They're larger and placed farther back on the RG8. 

Mine is like that too.


----------



## mphsc (Jun 14, 2013)

^ yea, what he said. Bridge plate was powder coated separately, & the pick-up covers were swirled with the body to keep it uniform. Only has a bridge p/u, PAF, & the toggle splits the hum. Other holes were filled before swirling.


----------



## Oklep (Jun 14, 2013)

Man, this is crazy like hell!

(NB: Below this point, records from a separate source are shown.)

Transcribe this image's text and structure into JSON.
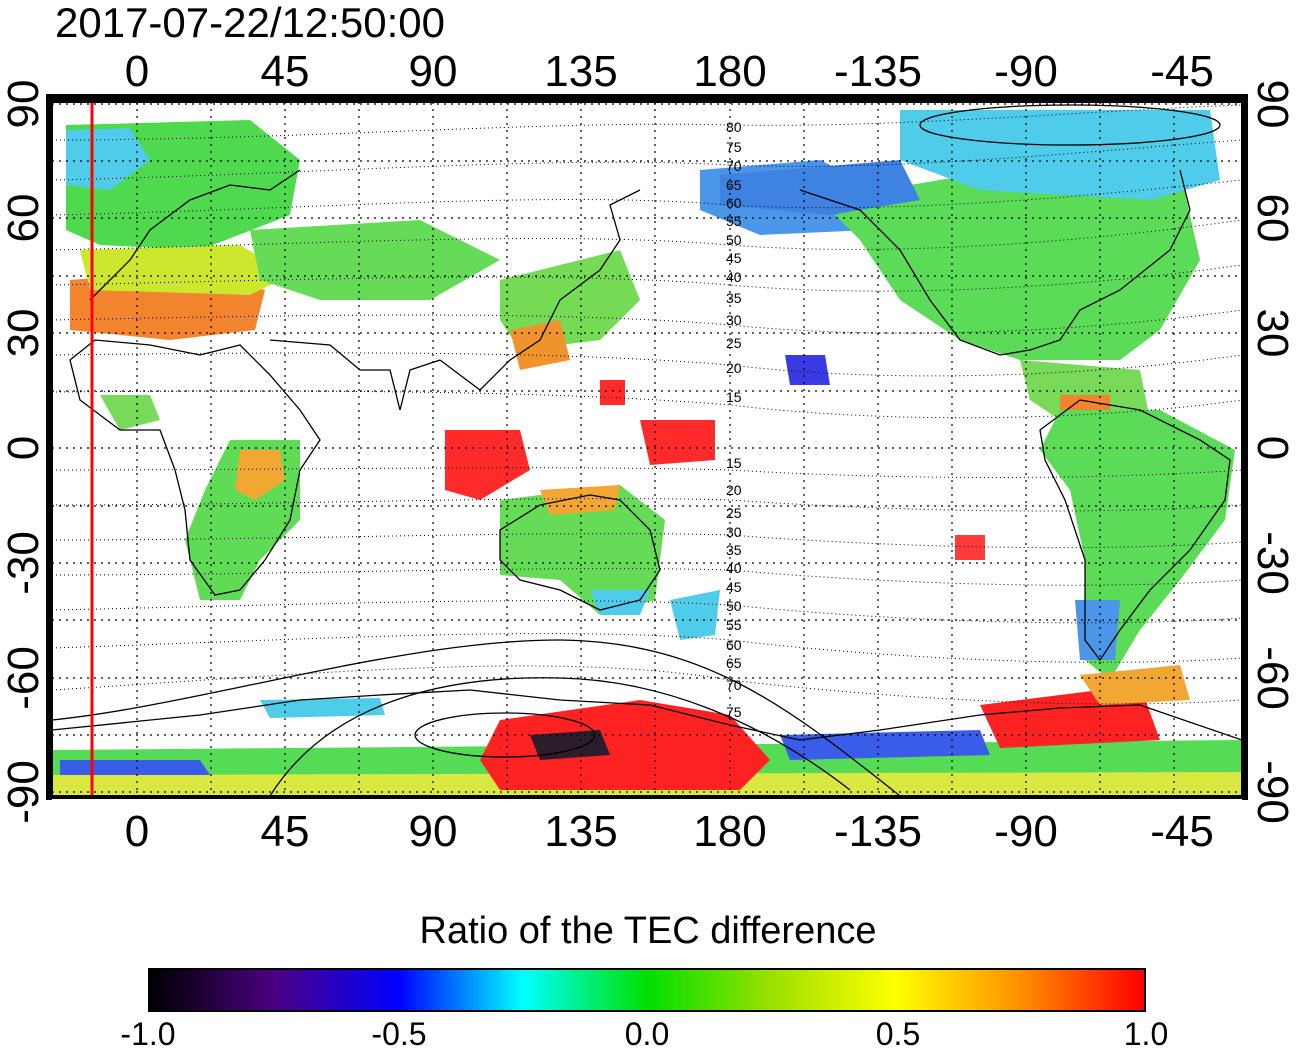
{
  "timestamp": "2017-07-22/12:50:00",
  "map": {
    "top_lon_labels": [
      "0",
      "45",
      "90",
      "135",
      "180",
      "-135",
      "-90",
      "-45"
    ],
    "bottom_lon_labels": [
      "0",
      "45",
      "90",
      "135",
      "180",
      "-135",
      "-90",
      "-45"
    ],
    "left_lat_labels": [
      "90",
      "60",
      "30",
      "0",
      "-30",
      "-60",
      "-90"
    ],
    "right_lat_labels": [
      "90",
      "60",
      "30",
      "0",
      "-30",
      "-60",
      "-90"
    ],
    "north_mlat_labels": [
      "80",
      "75",
      "70",
      "65",
      "60",
      "55",
      "50",
      "45",
      "40",
      "35",
      "30",
      "25",
      "20",
      "15"
    ],
    "south_mlat_labels": [
      "15",
      "20",
      "25",
      "30",
      "35",
      "40",
      "45",
      "50",
      "55",
      "60",
      "65",
      "70",
      "75"
    ],
    "marker_longitude": -12,
    "marker_color": "#ff0000",
    "field": "TEC difference ratio, -1.0 to 1.0"
  },
  "colorbar": {
    "title": "Ratio of the TEC difference",
    "min": -1.0,
    "max": 1.0,
    "tick_labels": [
      "-1.0",
      "-0.5",
      "0.0",
      "0.5",
      "1.0"
    ],
    "colors": [
      "#000000",
      "#4b0082",
      "#0000ff",
      "#00ffff",
      "#00e000",
      "#9be000",
      "#ffff00",
      "#ff9000",
      "#ff0000"
    ]
  }
}
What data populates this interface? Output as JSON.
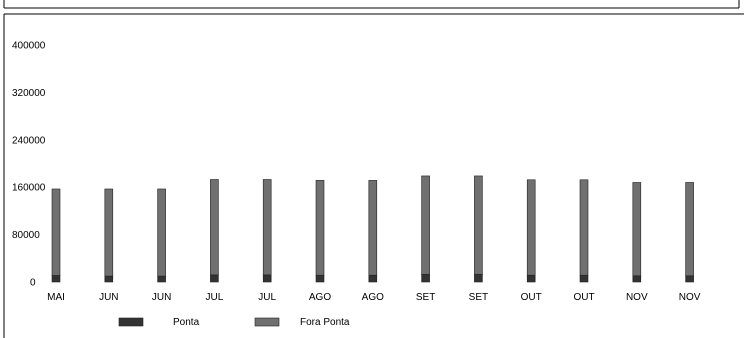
{
  "chart_data": {
    "type": "bar",
    "stacked": true,
    "categories": [
      "MAI",
      "JUN",
      "JUN",
      "JUL",
      "JUL",
      "AGO",
      "AGO",
      "SET",
      "SET",
      "OUT",
      "OUT",
      "NOV",
      "NOV"
    ],
    "series": [
      {
        "name": "Ponta",
        "color": "#333333",
        "values": [
          11000,
          10000,
          10000,
          12000,
          12000,
          11500,
          11500,
          13000,
          13000,
          11500,
          11500,
          10500,
          10500
        ]
      },
      {
        "name": "Fora Ponta",
        "color": "#707070",
        "values": [
          146000,
          147000,
          147000,
          161000,
          161000,
          160000,
          160000,
          166000,
          166000,
          161000,
          161000,
          157500,
          157500
        ]
      }
    ],
    "yticks": [
      0,
      80000,
      160000,
      240000,
      320000,
      400000
    ],
    "ylim": [
      0,
      400000
    ],
    "grid": false,
    "legend_position": "bottom"
  }
}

Hands down


----------



## NickS (Jun 14, 2013)

Looks great Gotta be the nicest RG8 I've seen yet.


----------



## Djentliman (Jun 14, 2013)

that looks pretty cool man! i thought about doing that to my rhoads but with red white and blue but i ended up not because i think this look is more for strat style guitars


----------



## mphsc (Jun 17, 2013)

thanks guys, hopefully it will ship any day now.


----------



## Hybrid138 (Jun 18, 2013)

What kind of paints did you use?


----------



## mphsc (Jun 19, 2013)

It was done by Micheal at livewireguitars.


----------



## DavidLopezJr (Jun 26, 2013)

Holy crap man! Congrats!


----------



## mr_rainmaker (Jun 26, 2013)

O M G


----------



## tubarao guitars (Jul 21, 2013)

this is insane!
huge congratz.


----------



## AlexeyKo (Jul 21, 2013)

It is too awesome!!!


----------



## Mattmc74 (Jul 21, 2013)

Looks sweet!


----------



## mphsc (Jul 22, 2013)

NGD soon...


----------